O receituário repete-se em todo o lado, indiferente à situação particular de cada país e aos desastres que provoca. Engana-se quem pensa que o Governo português tem um problema de comunicação. Bem pelo contrário, rompendo com os padrões clássicos do debate político democrático, a linguagem do "senso comum" é o veículo ideal para a comunicação da mensagem de que os artifícios da política e a complexidade do Estado não resistem à simplicidade dos factos nem à vontade transcendente dos mercados. A realidade, única e indivisível, não carece de autenticação! Até as dissonâncias aparentes entre diferentes membros do Executivo apenas servem para demonstrar que não há alternativa às políticas que segue.
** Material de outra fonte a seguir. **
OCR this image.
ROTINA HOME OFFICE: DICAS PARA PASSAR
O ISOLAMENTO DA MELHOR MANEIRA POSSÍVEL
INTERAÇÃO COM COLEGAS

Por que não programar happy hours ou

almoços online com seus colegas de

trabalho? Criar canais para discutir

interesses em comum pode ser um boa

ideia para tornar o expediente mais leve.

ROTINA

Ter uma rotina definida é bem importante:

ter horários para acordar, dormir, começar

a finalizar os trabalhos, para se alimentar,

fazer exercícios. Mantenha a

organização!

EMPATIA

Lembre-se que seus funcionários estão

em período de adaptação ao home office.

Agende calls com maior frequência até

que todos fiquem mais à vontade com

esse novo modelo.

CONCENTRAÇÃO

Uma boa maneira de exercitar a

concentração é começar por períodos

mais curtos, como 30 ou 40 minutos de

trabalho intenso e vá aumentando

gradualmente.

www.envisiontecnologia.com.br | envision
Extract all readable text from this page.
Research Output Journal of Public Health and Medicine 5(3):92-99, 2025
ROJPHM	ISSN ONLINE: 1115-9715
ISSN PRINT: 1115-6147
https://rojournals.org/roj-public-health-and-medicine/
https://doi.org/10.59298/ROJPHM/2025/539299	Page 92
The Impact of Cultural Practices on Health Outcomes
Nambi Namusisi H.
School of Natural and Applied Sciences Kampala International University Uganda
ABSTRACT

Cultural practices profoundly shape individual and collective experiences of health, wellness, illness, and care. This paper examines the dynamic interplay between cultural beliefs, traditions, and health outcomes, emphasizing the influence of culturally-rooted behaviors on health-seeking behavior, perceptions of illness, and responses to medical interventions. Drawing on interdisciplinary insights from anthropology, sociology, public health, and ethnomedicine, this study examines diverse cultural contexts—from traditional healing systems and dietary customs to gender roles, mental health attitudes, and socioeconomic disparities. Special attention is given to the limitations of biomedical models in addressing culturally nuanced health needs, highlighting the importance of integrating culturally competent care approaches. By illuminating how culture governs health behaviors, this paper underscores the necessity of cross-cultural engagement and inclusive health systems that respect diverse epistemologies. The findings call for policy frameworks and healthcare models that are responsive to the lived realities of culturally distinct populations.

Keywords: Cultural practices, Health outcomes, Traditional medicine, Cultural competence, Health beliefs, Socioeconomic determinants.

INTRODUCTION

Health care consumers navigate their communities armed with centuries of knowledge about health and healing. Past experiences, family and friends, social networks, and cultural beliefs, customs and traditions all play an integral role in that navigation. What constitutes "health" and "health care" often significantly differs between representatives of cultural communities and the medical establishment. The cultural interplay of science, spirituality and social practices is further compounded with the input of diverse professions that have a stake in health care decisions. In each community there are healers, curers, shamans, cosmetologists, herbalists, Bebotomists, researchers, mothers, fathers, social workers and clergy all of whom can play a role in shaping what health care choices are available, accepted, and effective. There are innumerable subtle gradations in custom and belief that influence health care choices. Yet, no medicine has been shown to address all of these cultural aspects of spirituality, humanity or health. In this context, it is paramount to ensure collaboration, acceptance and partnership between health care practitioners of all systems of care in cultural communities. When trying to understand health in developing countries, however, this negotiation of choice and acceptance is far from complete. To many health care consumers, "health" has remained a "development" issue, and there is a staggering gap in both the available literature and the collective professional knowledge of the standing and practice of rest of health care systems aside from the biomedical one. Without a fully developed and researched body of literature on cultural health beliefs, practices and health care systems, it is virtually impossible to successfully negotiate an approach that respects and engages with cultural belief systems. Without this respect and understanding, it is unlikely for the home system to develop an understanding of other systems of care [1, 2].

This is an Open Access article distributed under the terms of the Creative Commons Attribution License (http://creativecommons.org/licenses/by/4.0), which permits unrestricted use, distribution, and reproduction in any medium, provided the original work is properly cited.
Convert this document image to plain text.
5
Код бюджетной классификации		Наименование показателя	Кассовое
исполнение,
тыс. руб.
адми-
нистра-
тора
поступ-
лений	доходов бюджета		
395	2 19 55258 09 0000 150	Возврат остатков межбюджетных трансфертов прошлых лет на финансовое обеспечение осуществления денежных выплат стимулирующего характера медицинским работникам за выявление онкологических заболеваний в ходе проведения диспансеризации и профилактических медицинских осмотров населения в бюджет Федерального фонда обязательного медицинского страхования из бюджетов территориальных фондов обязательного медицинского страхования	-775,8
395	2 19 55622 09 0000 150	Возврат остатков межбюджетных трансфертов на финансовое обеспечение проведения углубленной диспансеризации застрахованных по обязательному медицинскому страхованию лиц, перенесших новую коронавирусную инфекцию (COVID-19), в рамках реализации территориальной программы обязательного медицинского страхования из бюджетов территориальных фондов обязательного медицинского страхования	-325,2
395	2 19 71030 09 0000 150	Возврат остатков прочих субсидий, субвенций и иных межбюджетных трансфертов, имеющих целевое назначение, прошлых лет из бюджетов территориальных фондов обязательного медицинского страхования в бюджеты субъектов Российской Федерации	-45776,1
E por isso reclama o consenso e reage com indiferença às discrepâncias notadas entre o que faz e o que prometeu nos programas eleitorais. Entre o que afirma hoje e desdiz amanhã. "Realmente", as "suas políticas" não são sequer da sua autoria nem da sua responsabilidade. O primitivismo anti-Estado que inspira a ideologia global que hoje domina a Europa, encontrou no lugar-comum /lugar nenhum, a sua linguagem própria.

Um sociólogo, um geógrafo e um historiador decidiram fazer um livro sobre as verdades "irrefutáveis" que alicerçam as medidas de austeridade correntes, o cumprimento inevitável das condições exigidas pelos credores para o pagamento da "dívida soberana", a fatalidade de um empobrecimento coletivo sem prazo nem limite - castigo merecido do pecado hediondo da cobiça e da indolência. José Soeiro, Miguel Cardina e Nuno Serra meteram ombros à obra, mobilizaram quase duas dezenas de autores e coordenaram a edição que a "Tinta da China" acaba de publicar com o título "Não acredite em tudo o que pensa. Mitos do senso comum na era da austeridade." Um livro que se recomenda, nas palavras dos autores, "como uma espécie de manual de autodefesa intelectual".